Was bedeutet RepRap?

Ein RepRap ist ein 3D-Drucker, der für das Rapid Prototyping entwickelt wurde und in der Lage ist, alle Kunststoffbauteile, aus denen er besteht selbst herzustellen. RepRap steht für Replicating Rapid Prototyper, was in etwa heißt: Sich selbst reproduzierender schneller Modellhersteller. Dies ist insbesondere für die industrielle Verwendung von 3D-Drucker von großer Bedeutung, um Materialkosten einzusparen. Entwickelt wurde dieses Konzept allerdings 2004 von Adrian Bowyer (*1952 in London, seit 1977 Mathematiker an der University of Bath), der seine Konstruktion unter GNU General Public License veröffentlichte, um eine möglichst weite Verbreitung zu erreichen. Bowyer verfolgte mit seinem Projekt die kühne Vision eines “Wohlstands ohne Geld”.

Historie: Adrian Bowyer startete das RepRap-Projekt 2004/05. Am 13.September 2006 gelang es mit dem RepRap 0.2 erstmals, einen 3D-Drucker eines seiner Ersatzteile selbst herstellten zu lassen.

Am 28.Mai 2008 druckte der RepRap der Version 1.0 (genannt “Darwin“) als erster 3D-Drucker alle seine Kunststoff-Ersatzteile selbst (verantwortlich auch hier: Adrian Bowyer).

Am 2./13.Oktober 2009 kam der RepRap 2.0, genannt “Mendel” auf den Markt. Der Tscheche Josef Prusa entwickelte daraus bis August 2010 den “Prusa Mendel“, eine vereinfachte Variante des “Mendel”. Unsere Nunus-Heizpatronen sind gerade für den “Prusa Mendel” besonders gut geeignet.

Der “Huxley“, RepRap der dritten Generation, wurde am 31.August 2010 präsentiert. Mitte November 2014 stellte RepRap Pro, eine seit 2011 bestehende Zusammenarbeit zwischen RepRap Limited und eMAKER Limited, den “Huxley Duo” vor, eine Weiterentwicklung des “Huxley”.
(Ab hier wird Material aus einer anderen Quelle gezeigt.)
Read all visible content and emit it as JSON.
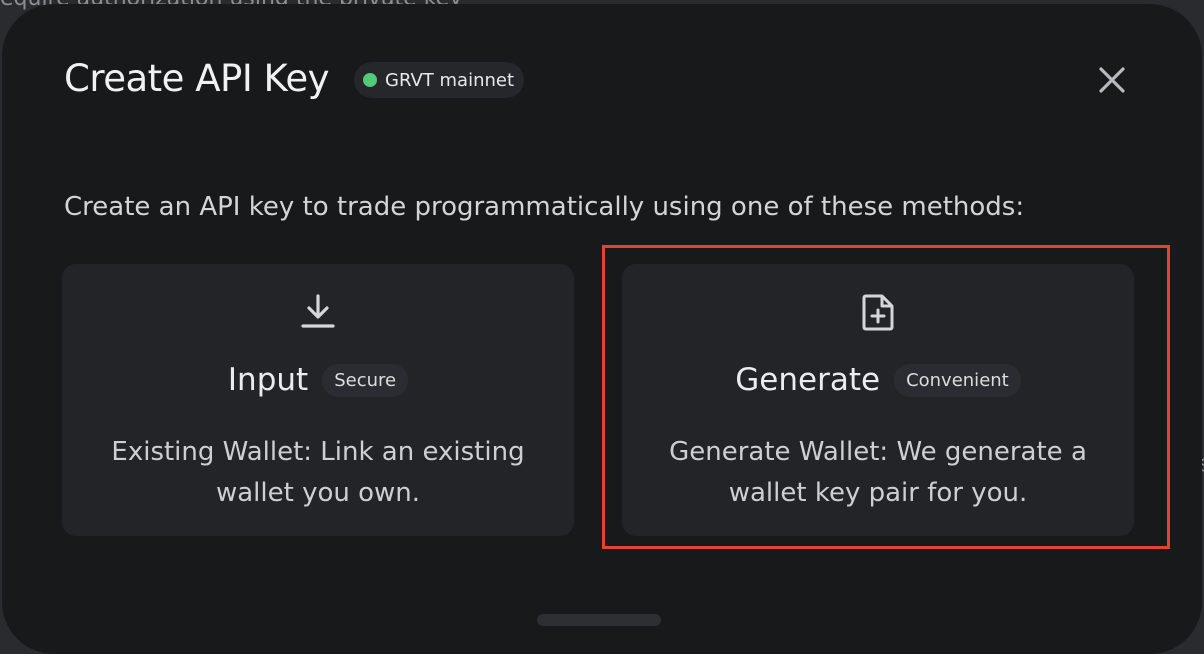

Seit Mitte 2011 nimmt die Modellvielfalt der RepRap-Drucker erheblich zu, so dass Mitte 2013 bereits ca. 500 bekannte Variationen auf dem Markt waren.

Programmatisch ist die Benennung der RepRap-Modelle nach Vätern der Genetik bzw. Evolutionsbiologie: “Mendel” (nach Gregor Mendel, dem Vater der Vererbungslehre), “Darwin” (nach Charles Darwin, dem Begründer der Evolutionstheorie), “Huxley” (nicht etwa nach dem Autor Aldous Huxley, sondern nach dem Evolutionsbiologen Thomas Henry Huxley benannt). Die technik-philosophische Konzeption einer künstlichen, maschinellen Evolution soll auf diese Weise vor Augen geführt werden. Aus dem Rahmen fällt hier lediglich der “Prusa”, der nach dessen (seinerzeit gerade 19-jährigem) tschechischem Entwickler Josef Prusa benannt ist.

Die RepRap-3D-Drucker der vierten Generation, also die ab etwa 2010/11 entwickelten Geräte, bezeichnet man als Delta-Drucker.  Ihnen gemeinsam ist, dass sie nicht über x-, y- und z-Achse gesteuert werden, sondern über 3 bewegliche Arme, die mit jeweils einem Ende an den Säulen  und am Druckkopf befestigt sind.